If \(\gamma\) is small , the decison line or boundary is smoother and has low variance.


Implementation in R

require(e1071)
require(ElemStatLearn)#package containing the dataset

#Loading the data
attach(mixture.example) #is just a simulated mixture data with 200 rows and 2 classes
names(mixture.example)
## [1] "x"        "y"        "xnew"     "prob"     "marginal" "px1"     
## [7] "px2"      "means"

The following data is also 2-D , so lets plot it.

plot(x,col=y+3)

#converting data to a data frame
data<-data.frame(y=factor(y),x)
head(data)
##   y          X1         X2
## 1 0  2.52609297  0.3210504
## 2 0  0.36695447  0.0314621
## 3 0  0.76821908  0.7174862
## 4 0  0.69343568  0.7771940
## 5 0 -0.01983662  0.8672537
## 6 0  2.19654493 -1.0230141

Now let’s fit a Radial kernel using svm() function.

Radialsvm<-svm(factor(y) ~ .,data=data,kernel="radial",cost=5,scale=F)
Radialsvm
## 
## Call:
## svm(formula = factor(y) ~ ., data = data, kernel = "radial", 
##     cost = 5, scale = F)
## 
## 
## Parameters:
##    SVM-Type:  C-classification 
##  SVM-Kernel:  radial 
##        cost:  5 
##       gamma:  0.5 
## 
## Number of Support Vectors:  103
#number of support vectors are 110

#Confusion matrix to ckeck the accuracy
table(predicted=Radialsvm$fitted,actual=data$y)
##          actual
## predicted  0  1
##         0 76 10
##         1 24 90
#misclassification Rate
mean(Radialsvm$fitted!=data$y)*100 #17% wrong predictions
## [1] 17

Now let’s create a grid and make prediction on that grid values.

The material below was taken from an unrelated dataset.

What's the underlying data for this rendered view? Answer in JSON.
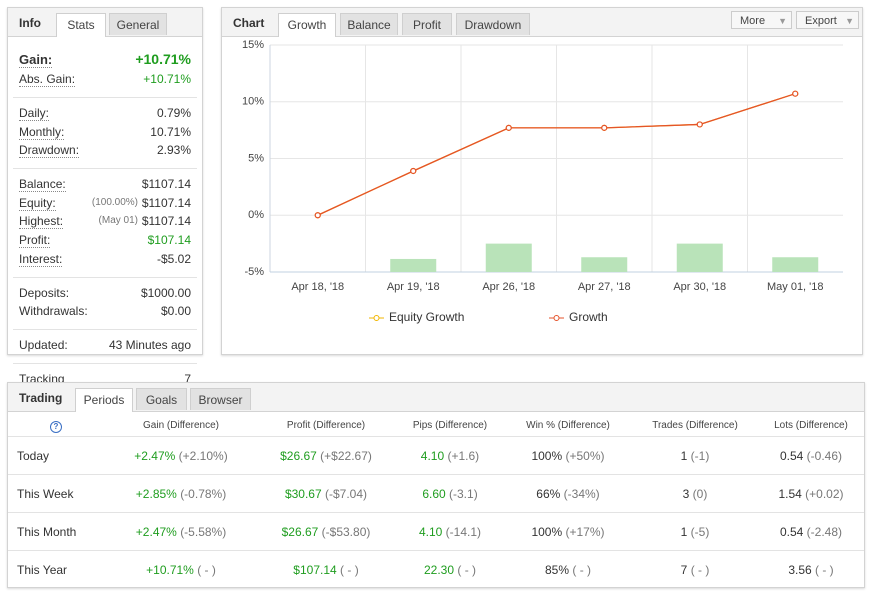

xgrid=expand.grid(X1=px1,X2=px2) #generating grid points

ygrid=predict(Radialsvm,newdata = xgrid) #ygird consisting of predicted Response values

#lets plot the non linear decision boundary
plot(xgrid,col=as.numeric(ygrid),pch=20,cex=0.3)
points(x,col=y+1,pch=19) #we can see that the decision boundary is non linear

Now we can also improve the fit , by actually including the decision boundary using the contour() function.

func = predict(Radialsvm,xgrid,decision.values = TRUE)
func=attributes(func)$decision #to pull out all the attributes and use decision attr
plot(xgrid,col=as.numeric(ygrid),pch=20,cex=0.3)
points(x,col=y+1,pch=19)
contour(px1,px2,matrix(func,69,99),level=0,add=TRUE,lwd=3) #adds the non linear decision boundary
contour(px1,px2,matrix(prob,69,99),level=0.5,add=T,col="blue",lwd=3)#this is the true decision boundary i.e Bayes decision boundary
legend("topright",c("True Decision Boundary","Fitted Decision Boundary"),lwd=3,col=c("blue","black"))

The above plot shows us the tradeoff between the True Bayes decision boundary and the Fitted decision boundary generated by the Radial kernel by learning from data.Both look quiet similar and seems that SVM has done a good functional approximation of the actual true function.


Conclusion

Radial kernel support vector machine is a good approch when the data is not linearly separable.The idea behind generating non linear decision boundaries is that we need to do some non linear transformations on the features \(X_i\) which transforms them to a higher dimention space.We do this non linear transformation using the Kernel trick.Now there are 2 hyperparameters in the SVM i.e the regularization parameter ‘c’ and \(\gamma\).We can implement cross validation to find the best values of both these tuning parameters which affect our classifier’s \(C(X)\) perfomance.Another way of finding the best value for these hyperparameters are by using certain optimization techniques such as Bayesian Optimization.